In other times and climes, she would be the “aunt in the attic,” someone rarely seen, oft-whispered about, and, if it were only possible, disavowed any relation to.
No one could say exactly what was wrong with Ulang Agus. The conventional description was loca de amor; she was obsessively enamored with a guy we knew only as
“de la Rama.” My brother Rey used to tease her mercilessly about the great love of her life, whispering into her ears, “de la Rama, de la Rama,” which would send her into apoplectic fits and my brother into sadistic glee. As far as we could divine, “de la Rama” existed only in her imagination, although my sister thought he may have been someone she knew or heard of in her younger days when she used to tag along with her more sosyal relatives (like the Puga sisters). She was probably a borderline schizo. Most of the time she would be sitting in the corner, smoking a cigar, or reading her countless novenario, or talking incessantly to unseen spirits, or ghosts, who knew?
We did not know how old Ulang Agus was. The only clue to her age was that she was born in the “reign” (kapanahunan) of Kapitan Colon (or so some older folks thought). When she died in 1977, we figured that she was a hundred years old, maybe more.
My first memory of Ulang Agus was of a short, dark, and weathered spinster aunt living alone in a bamboo house in the corner of Plaza–Nichol–Liboon streets. Her closest living relative was a nephew, Ulang Teo (Mateo), who lived with his wife, Ulang Ason, in Ilawod. It was Ulang Teo, a stocky, grumpy, Philippine Scout vet, who attended to the needs of her Manang; however Ulang Agus would outlive him many years.
Later she moved in with relatives in and around the neighborhood, lugging her binagtong in and out of our house, the Alcudias’s across the street, Nang Rosing’s near the market, and Ulang Marcela’s in Nichol. She neither offered an explanation when she left one house nor asked permission when she arrived in another, and such niceties were not expected of her. We simply took it for granted that she would move in and out of our lives for as long as she lived, and that was perfectly fine with us. When she grew too old to shuttle, she camped permanently with the Alcudias; Maninay Lourdes took care of her until she died.
While Ulang Teo did the marketing for her, Ulang Agus cooked her own food. She went down to the river to bathe and collect a bayong of drinking water. She did her own washing and ironing (using an open circular brass flatiron that was an object of curiosity to us). She did her bodily functions heavens-knew-where (though we had a pretty good idea; both our and the Alcudias’s backyards were “forests” back then).

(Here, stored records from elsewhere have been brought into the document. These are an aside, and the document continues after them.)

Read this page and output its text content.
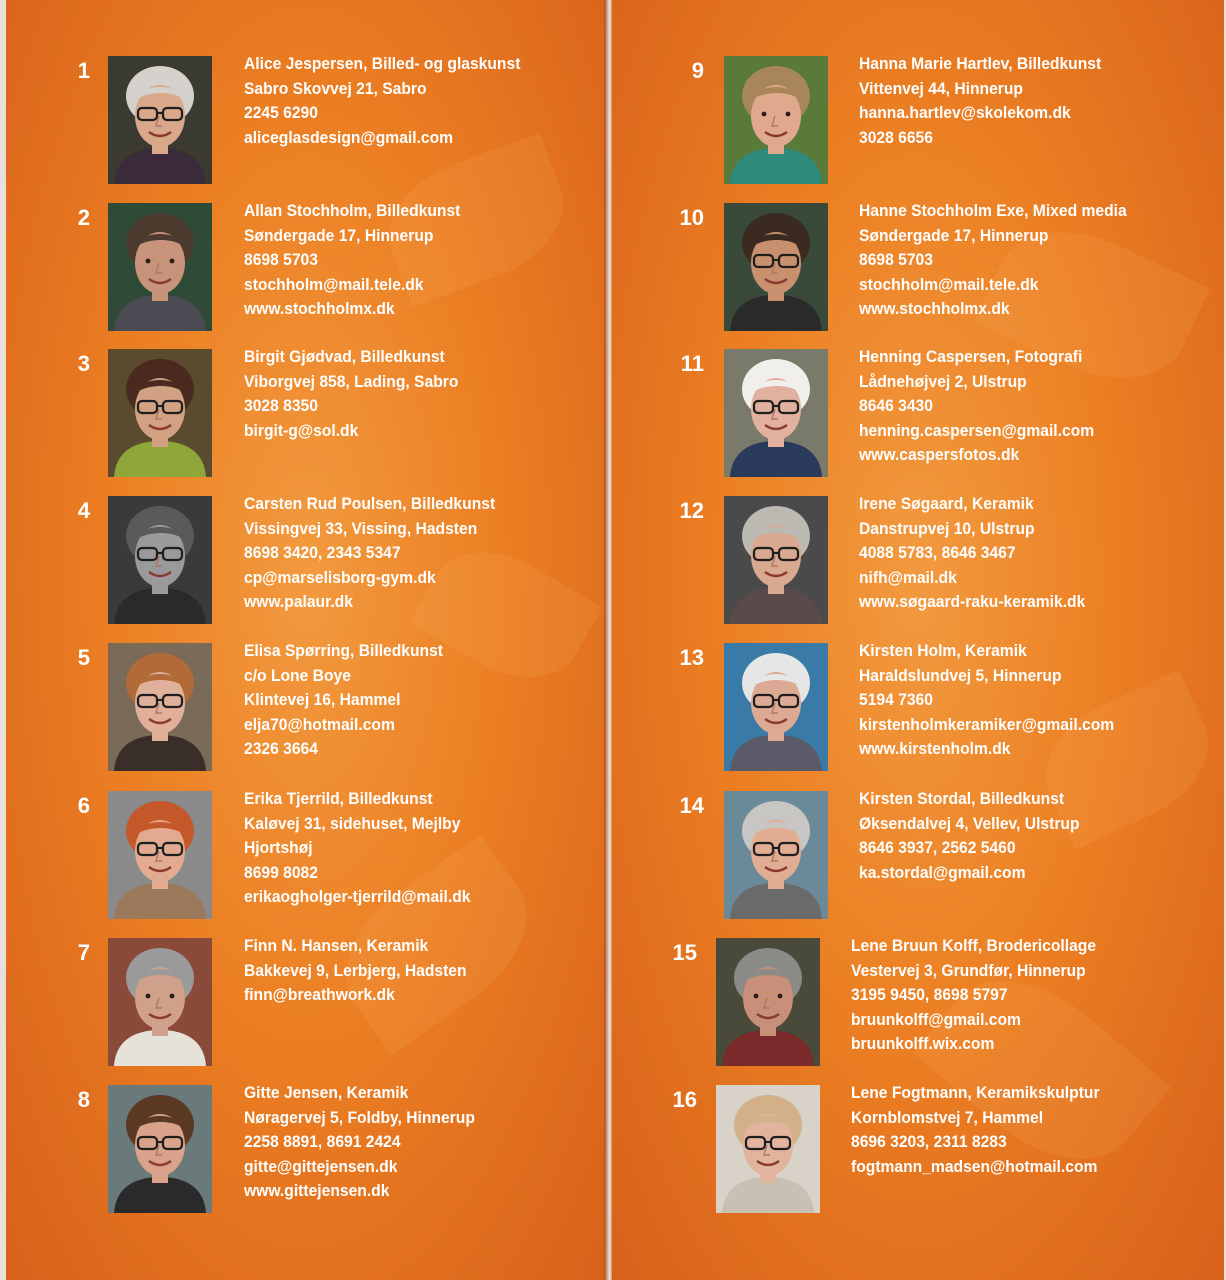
1	Alice Jespersen, Billed- og glaskunst
Sabro Skovvej 21, Sabro
2245 6290
aliceglasdesign@gmail.com
2	Allan Stochholm, Billedkunst
Søndergade 17, Hinnerup
8698 5703
stochholm@mail.tele.dk
www.stochholmx.dk
3	Birgit Gjødvad, Billedkunst
Viborgvej 858, Lading, Sabro
3028 8350
birgit-g@sol.dk
4	Carsten Rud Poulsen, Billedkunst
Vissingvej 33, Vissing, Hadsten
8698 3420, 2343 5347
cp@marselisborg-gym.dk
www.palaur.dk
5	Elisa Spørring, Billedkunst
c/o Lone Boye
Klintevej 16, Hammel
elja70@hotmail.com
2326 3664
6	Erika Tjerrild, Billedkunst
Kaløvej 31, sidehuset, Mejlby
Hjortshøj
8699 8082
erikaogholger-tjerrild@mail.dk
7	Finn N. Hansen, Keramik
Bakkevej 9, Lerbjerg, Hadsten
finn@breathwork.dk
8	Gitte Jensen, Keramik
Nøragervej 5, Foldby, Hinnerup
2258 8891, 8691 2424
gitte@gittejensen.dk
www.gittejensen.dk
9	Hanna Marie Hartlev, Billedkunst
Vittenvej 44, Hinnerup
hanna.hartlev@skolekom.dk
3028 6656
10	Hanne Stochholm Exe, Mixed media
Søndergade 17, Hinnerup
8698 5703
stochholm@mail.tele.dk
www.stochholmx.dk
11	Henning Caspersen, Fotografi
Lådnehøjvej 2, Ulstrup
8646 3430
henning.caspersen@gmail.com
www.caspersfotos.dk
12	Irene Søgaard, Keramik
Danstrupvej 10, Ulstrup
4088 5783, 8646 3467
nifh@mail.dk
www.søgaard-raku-keramik.dk
13	Kirsten Holm, Keramik
Haraldslundvej 5, Hinnerup
5194 7360
kirstenholmkeramiker@gmail.com
www.kirstenholm.dk
14	Kirsten Stordal, Billedkunst
Øksendalvej 4, Vellev, Ulstrup
8646 3937, 2562 5460
ka.stordal@gmail.com
15	Lene Bruun Kolff, Brodericollage
Vestervej 3, Grundfør, Hinnerup
3195 9450, 8698 5797
bruunkolff@gmail.com
bruunkolff.wix.com
16	Lene Fogtmann, Keramikskulptur
Kornblomstvej 7, Hammel
8696 3203, 2311 8283
fogtmann_madsen@hotmail.com
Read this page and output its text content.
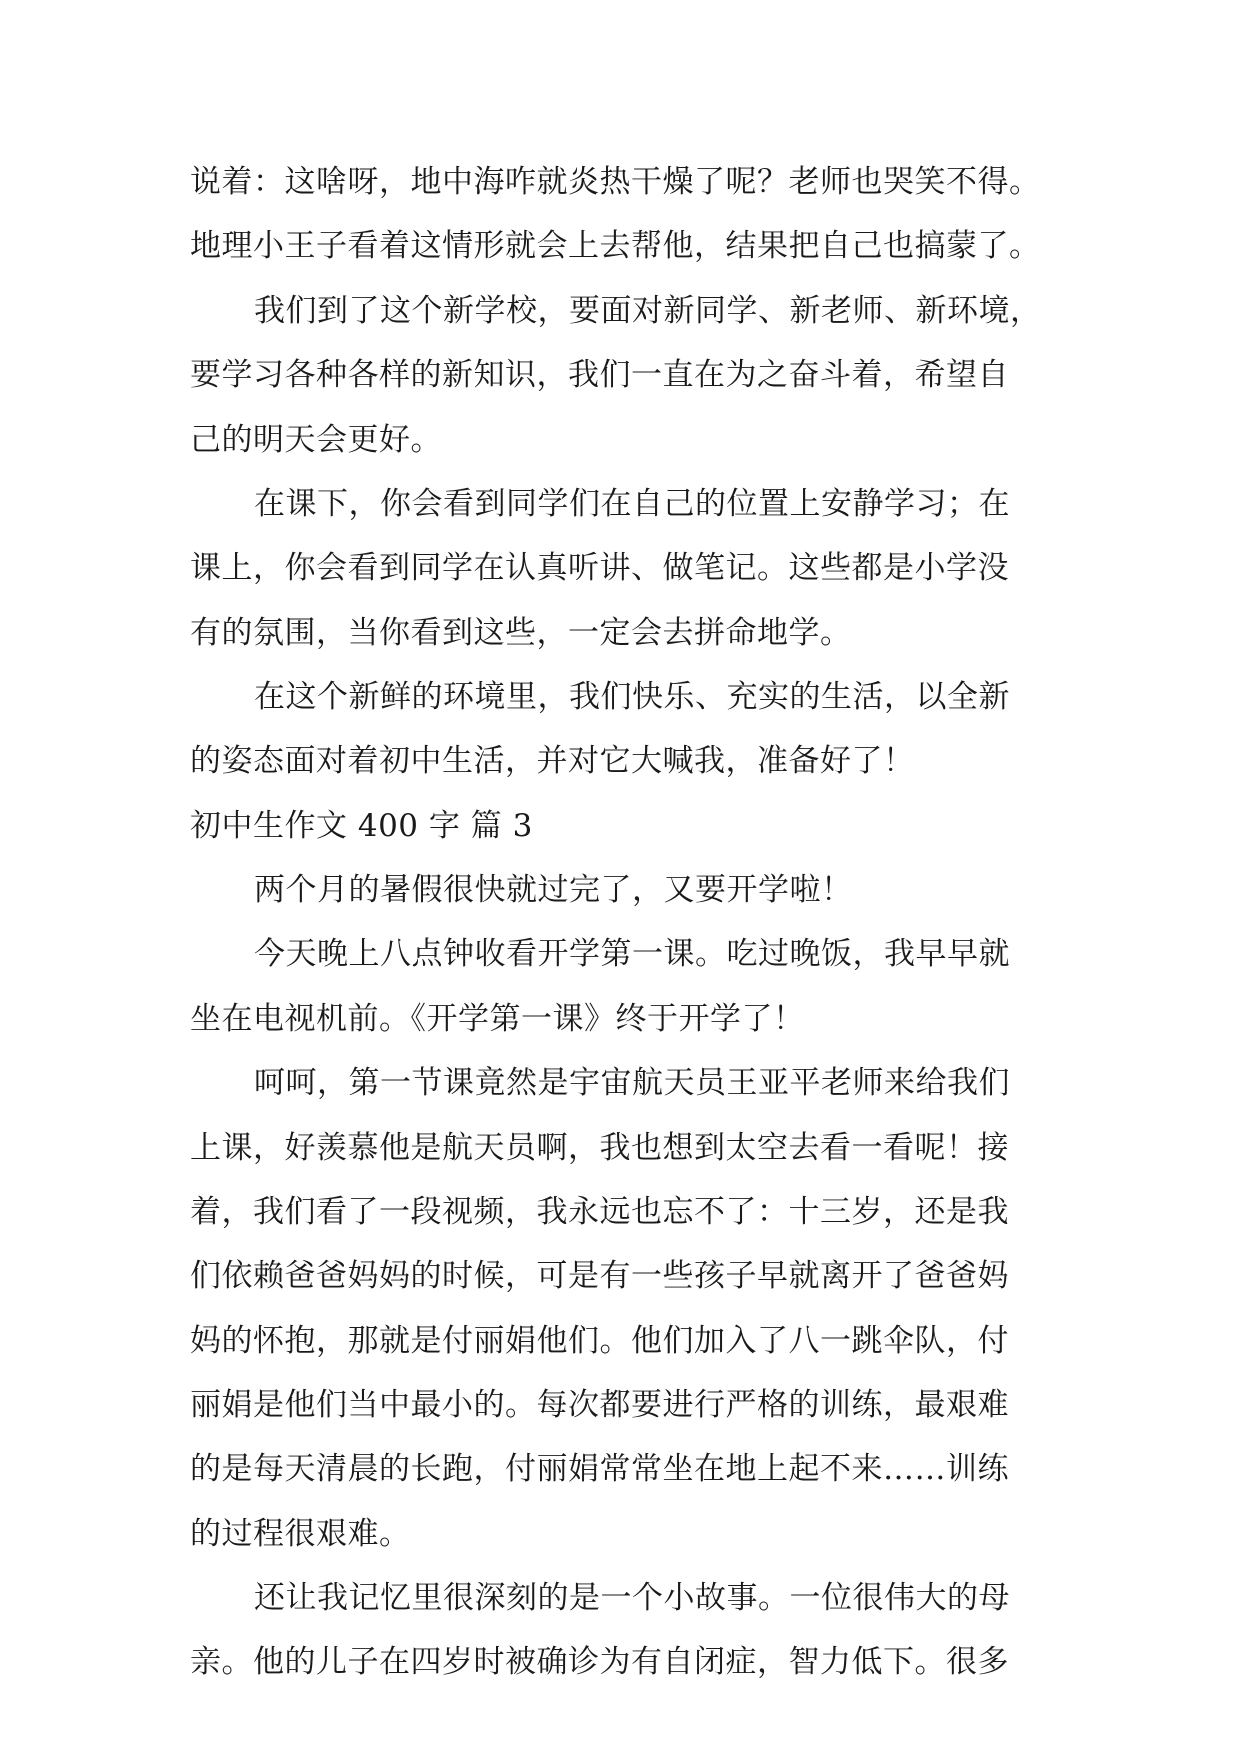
说着：这啥呀，地中海咋就炎热干燥了呢？老师也哭笑不得。
地理小王子看着这情形就会上去帮他，结果把自己也搞蒙了。
我们到了这个新学校，要面对新同学、新老师、新环境，
要学习各种各样的新知识，我们一直在为之奋斗着，希望自
己的明天会更好。
在课下，你会看到同学们在自己的位置上安静学习；在
课上，你会看到同学在认真听讲、做笔记。这些都是小学没
有的氛围，当你看到这些，一定会去拼命地学。
在这个新鲜的环境里，我们快乐、充实的生活，以全新
的姿态面对着初中生活，并对它大喊我，准备好了！
初中生作文 400 字 篇 3
两个月的暑假很快就过完了，又要开学啦！
今天晚上八点钟收看开学第一课。吃过晚饭，我早早就
坐在电视机前。《开学第一课》终于开学了！
呵呵，第一节课竟然是宇宙航天员王亚平老师来给我们
上课，好羡慕他是航天员啊，我也想到太空去看一看呢！接
着，我们看了一段视频，我永远也忘不了：十三岁，还是我
们依赖爸爸妈妈的时候，可是有一些孩子早就离开了爸爸妈
妈的怀抱，那就是付丽娟他们。他们加入了八一跳伞队，付
丽娟是他们当中最小的。每次都要进行严格的训练，最艰难
的是每天清晨的长跑，付丽娟常常坐在地上起不来……训练
的过程很艰难。
还让我记忆里很深刻的是一个小故事。一位很伟大的母
亲。他的儿子在四岁时被确诊为有自闭症，智力低下。很多
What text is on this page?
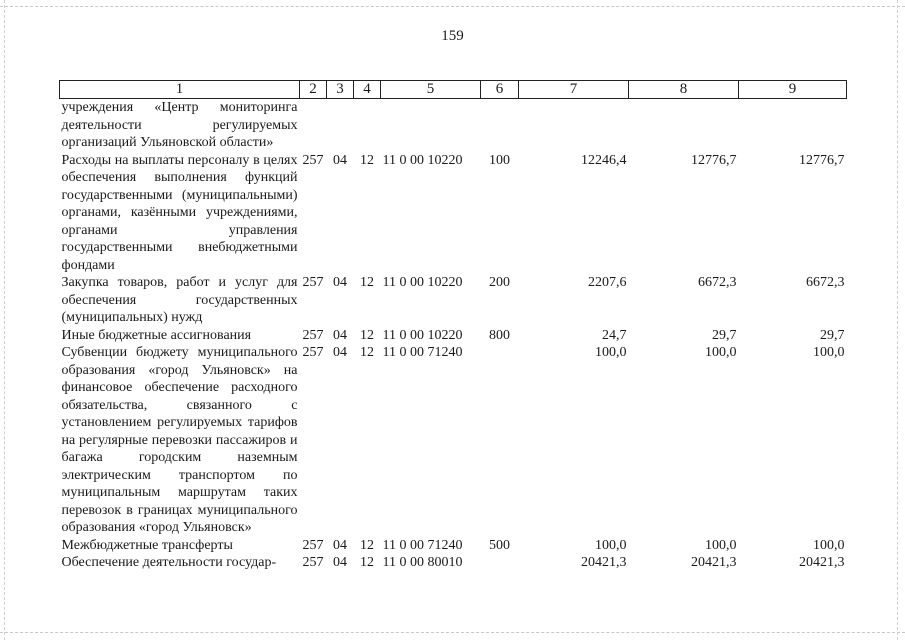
159
1	2	3	4	5	6	7	8	9
учреждения «Центр мониторинга деятельности регулируемых организаций Ульяновской области»								
Расходы на выплаты персоналу в целях обеспечения выполнения функций государственными (муниципальными) органами, казёнными учреждениями, органами управления государственными внебюджетными фондами	257	04	12	11 0 00 10220	100	12246,4	12776,7	12776,7
Закупка товаров, работ и услуг для обеспечения государственных (муниципальных) нужд	257	04	12	11 0 00 10220	200	2207,6	6672,3	6672,3
Иные бюджетные ассигнования	257	04	12	11 0 00 10220	800	24,7	29,7	29,7
Субвенции бюджету муниципального образования «город Ульяновск» на финансовое обеспечение расходного обязательства, связанного с установлением регулируемых тарифов на регулярные перевозки пассажиров и багажа городским наземным электрическим транспортом по муниципальным маршрутам таких перевозок в границах муниципального образования «город Ульяновск»	257	04	12	11 0 00 71240		100,0	100,0	100,0
Межбюджетные трансферты	257	04	12	11 0 00 71240	500	100,0	100,0	100,0
Обеспечение деятельности государ-	257	04	12	11 0 00 80010		20421,3	20421,3	20421,3
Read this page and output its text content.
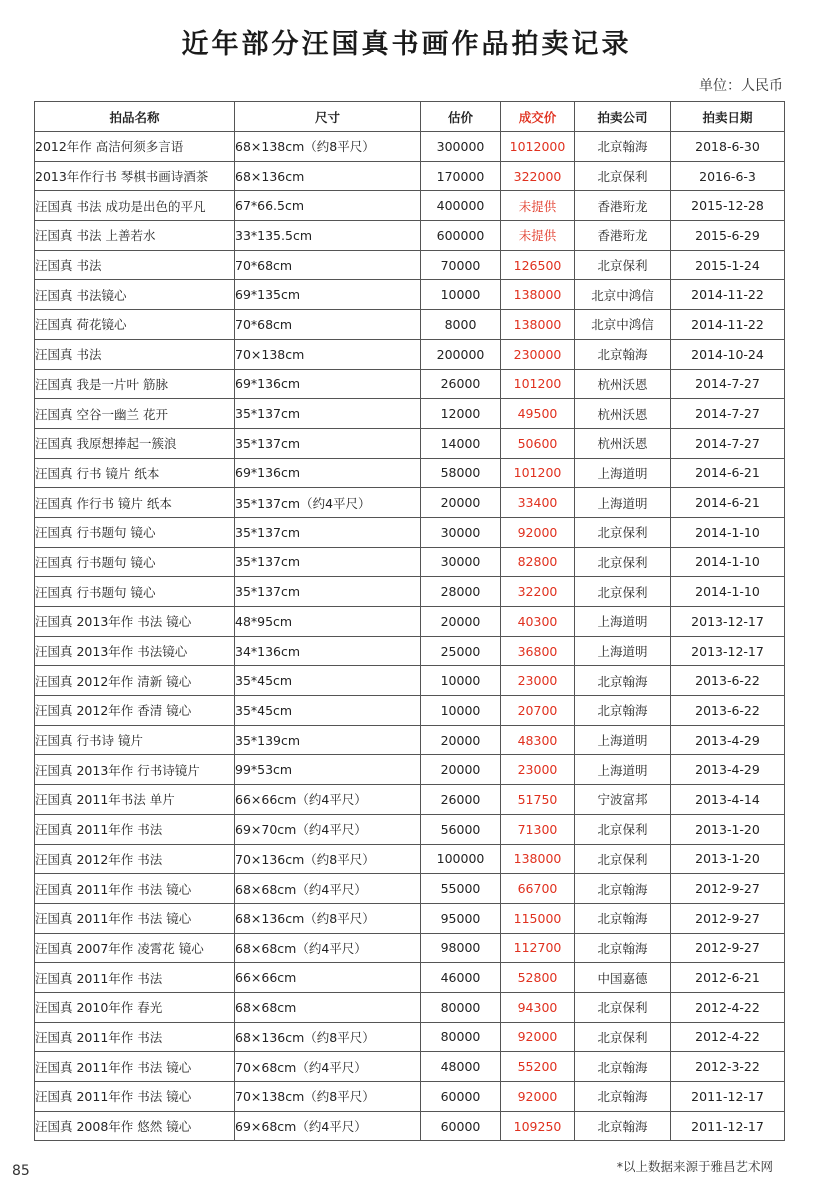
近年部分汪国真书画作品拍卖记录
单位：人民币
拍品名称	尺寸	估价	成交价	拍卖公司	拍卖日期
2012年作 高洁何须多言语	68×138cm（约8平尺）	300000	1012000	北京翰海	2018-6-30
2013年作行书 琴棋书画诗酒茶	68×136cm	170000	322000	北京保利	2016-6-3
汪国真 书法 成功是出色的平凡	67*66.5cm	400000	未提供	香港珩龙	2015-12-28
汪国真 书法 上善若水	33*135.5cm	600000	未提供	香港珩龙	2015-6-29
汪国真 书法	70*68cm	70000	126500	北京保利	2015-1-24
汪国真 书法镜心	69*135cm	10000	138000	北京中鸿信	2014-11-22
汪国真 荷花镜心	70*68cm	8000	138000	北京中鸿信	2014-11-22
汪国真 书法	70×138cm	200000	230000	北京翰海	2014-10-24
汪国真 我是一片叶 筋脉	69*136cm	26000	101200	杭州沃恩	2014-7-27
汪国真 空谷一幽兰 花开	35*137cm	12000	49500	杭州沃恩	2014-7-27
汪国真 我原想捧起一簇浪	35*137cm	14000	50600	杭州沃恩	2014-7-27
汪国真 行书 镜片 纸本	69*136cm	58000	101200	上海道明	2014-6-21
汪国真 作行书 镜片 纸本	35*137cm（约4平尺）	20000	33400	上海道明	2014-6-21
汪国真 行书题句 镜心	35*137cm	30000	92000	北京保利	2014-1-10
汪国真 行书题句 镜心	35*137cm	30000	82800	北京保利	2014-1-10
汪国真 行书题句 镜心	35*137cm	28000	32200	北京保利	2014-1-10
汪国真 2013年作 书法 镜心	48*95cm	20000	40300	上海道明	2013-12-17
汪国真 2013年作 书法镜心	34*136cm	25000	36800	上海道明	2013-12-17
汪国真 2012年作 清新 镜心	35*45cm	10000	23000	北京翰海	2013-6-22
汪国真 2012年作 香清 镜心	35*45cm	10000	20700	北京翰海	2013-6-22
汪国真 行书诗 镜片	35*139cm	20000	48300	上海道明	2013-4-29
汪国真 2013年作 行书诗镜片	99*53cm	20000	23000	上海道明	2013-4-29
汪国真 2011年书法 单片	66×66cm（约4平尺）	26000	51750	宁波富邦	2013-4-14
汪国真 2011年作 书法	69×70cm（约4平尺）	56000	71300	北京保利	2013-1-20
汪国真 2012年作 书法	70×136cm（约8平尺）	100000	138000	北京保利	2013-1-20
汪国真 2011年作 书法 镜心	68×68cm（约4平尺）	55000	66700	北京翰海	2012-9-27
汪国真 2011年作 书法 镜心	68×136cm（约8平尺）	95000	115000	北京翰海	2012-9-27
汪国真 2007年作 凌霄花 镜心	68×68cm（约4平尺）	98000	112700	北京翰海	2012-9-27
汪国真 2011年作 书法	66×66cm	46000	52800	中国嘉德	2012-6-21
汪国真 2010年作 春光	68×68cm	80000	94300	北京保利	2012-4-22
汪国真 2011年作 书法	68×136cm（约8平尺）	80000	92000	北京保利	2012-4-22
汪国真 2011年作 书法 镜心	70×68cm（约4平尺）	48000	55200	北京翰海	2012-3-22
汪国真 2011年作 书法 镜心	70×138cm（约8平尺）	60000	92000	北京翰海	2011-12-17
汪国真 2008年作 悠然 镜心	69×68cm（约4平尺）	60000	109250	北京翰海	2011-12-17
85	*以上数据来源于雅昌艺术网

She belied all mantras on the efficacy of traditional medicine and healthy diet. She hardly ate fruits and vegetables, not once did she see a medical doctor, much less took a pill of any kind. When she did not feel well, she would go out into the yard to pick some leaves of hierba, or raponaya, or manzanilla, which she either decocted into a drink or used as pantapal or poultice to heal wounds or ease headaches.
Generally she carried on quietly with the routine of her life. I was, of course, utterly fascinated with her. I remember being transfixed as I watched her get ready for church on Sunday mornings. She would put on her clothes mostly in sitting position; when she rose, voila, she was ready to go. The whole ritual was a riveting drama of minimalism in physical gestures.
During ordinary days she wore patadyong and kimona; she kept her wardrobe in a woven bamboo bakag that rarely left her side when she was in the house. For church she would put on a brown terno (complete with panuelo) in the habit of the Nuestra Senora del Carmen; on Good Fridays she would don a black version.
She owned a necklace that had a thick gold chain and a pendant, in the shape of the star of David, studded with little brilyantitos. It was the nicest piece of jewelry we had ever laid our eyes on, and if any of us girls had a party, a dance, or any special gig to attend, we had to have Ulang Agus’s kulintas. She loved to be flattered, and so a little unis-unis here and there and we got to borrow the prized accessory of our young fashion life. It was our childhood holy grail; to this day some of us still wonder whatever happened to the necklace after we left Alimodian.
I remember Ulang Agus now as an icon of my childhood. The first liberated woman I had met, I used to tell friends jokingly when describing her. Certainly the most fascinating of the oddball characters I came to know and forever associate with growing up in Alimodian.